Emily Harriet Somerset, Lady Raglan (1792–1881) was a British aristocrat and political hostess. She was the wife of the English general Lord Raglan, best known for his command of British forces during the Crimean War.

The daughter of William Wellesley-Pole and Katherine Forbes, she was of Anglo-Irish background on both sides. Her father was from a prominent Irish family who achieved great success during the reign of George III. Late in life her father inherited his elder brother Richard's Irish title Earl of Mornington. Her uncle the Duke of Wellington was a military commander during the Peninsular War and the Waterloo campaign and later served as Prime Minister.

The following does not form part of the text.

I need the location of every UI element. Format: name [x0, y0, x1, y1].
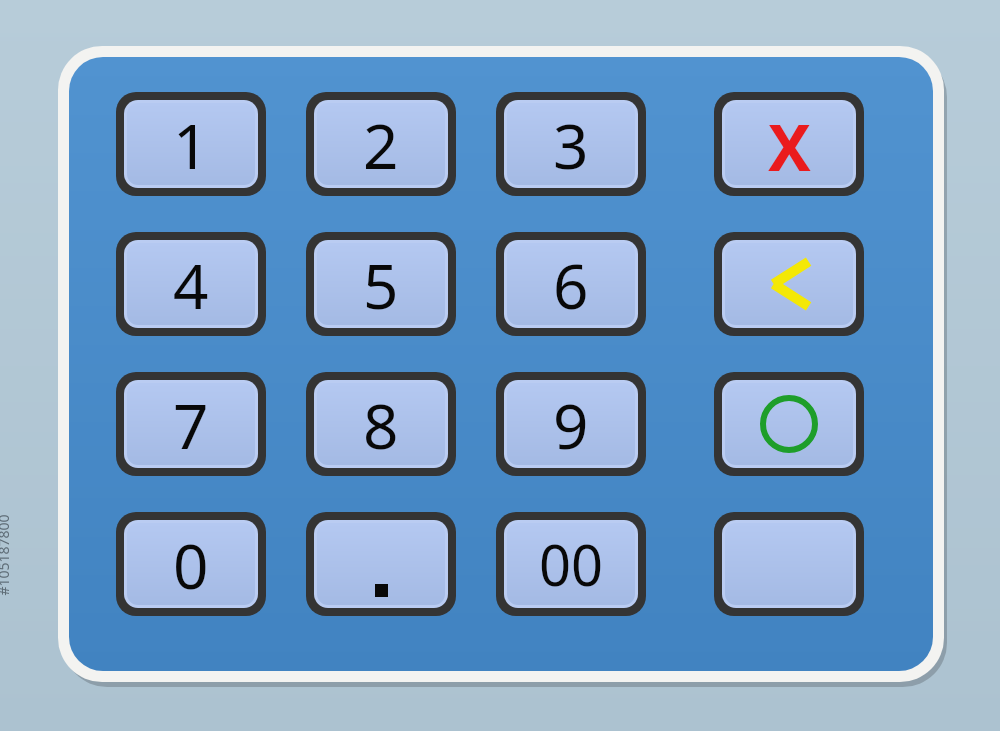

In 1814 she married Fitzroy Somerset, then a colonel in the British Army. During the following year he lost an arm during the Battle of Waterloo. He subsequently launched a political career as Tory Member of Parliament and after serving for decades under her uncle Wellington, he was given command of the British expeditionary force to Crimea. He died on 28 June 1855 during the Siege of Sevastopol. She outlived her husband by twenty six years, dying on 6 March 1881.

==Family==
The couple had five children:
- Charlotte Caroline Elizabeth Somerset (16 May 1815 - 1906)
- Arthur William FitzRoy Somerset (6 May 1816 – 21 December 1845)
- Richard Henry Fitzroy Somerset, 2nd Baron Raglan (24 May 1817 – 3 May 1884)
- Frederick John Fitzroy Somerset (8 Mar 1821 - 26 Nov 1824)
- Katherine Anne Emily Cecilia Somerset (31 Aug 1824 - 1915)

==Cultural depictions==
In 1814 she was painted by Thomas Lawrence, the leading portraitist of the Regency era, as a wedding present from her husband. The work is now in the Hermitage Museum in Saint Petersburg.

==Bibliography==
- Gubchevskiĭ, Pavel Filippovich. The Hermitage Museum: A Short Guide. Foreign Languages Publishing House, 1955.
- Sweetman, John. Raglan: From the Peninsular to the Crimea. Pen and Sword, 2010.
- Watson, Bruce Allen. Sieges: From the Siege of Jerusalem to the Gulf War. Stackpole Books, 2009.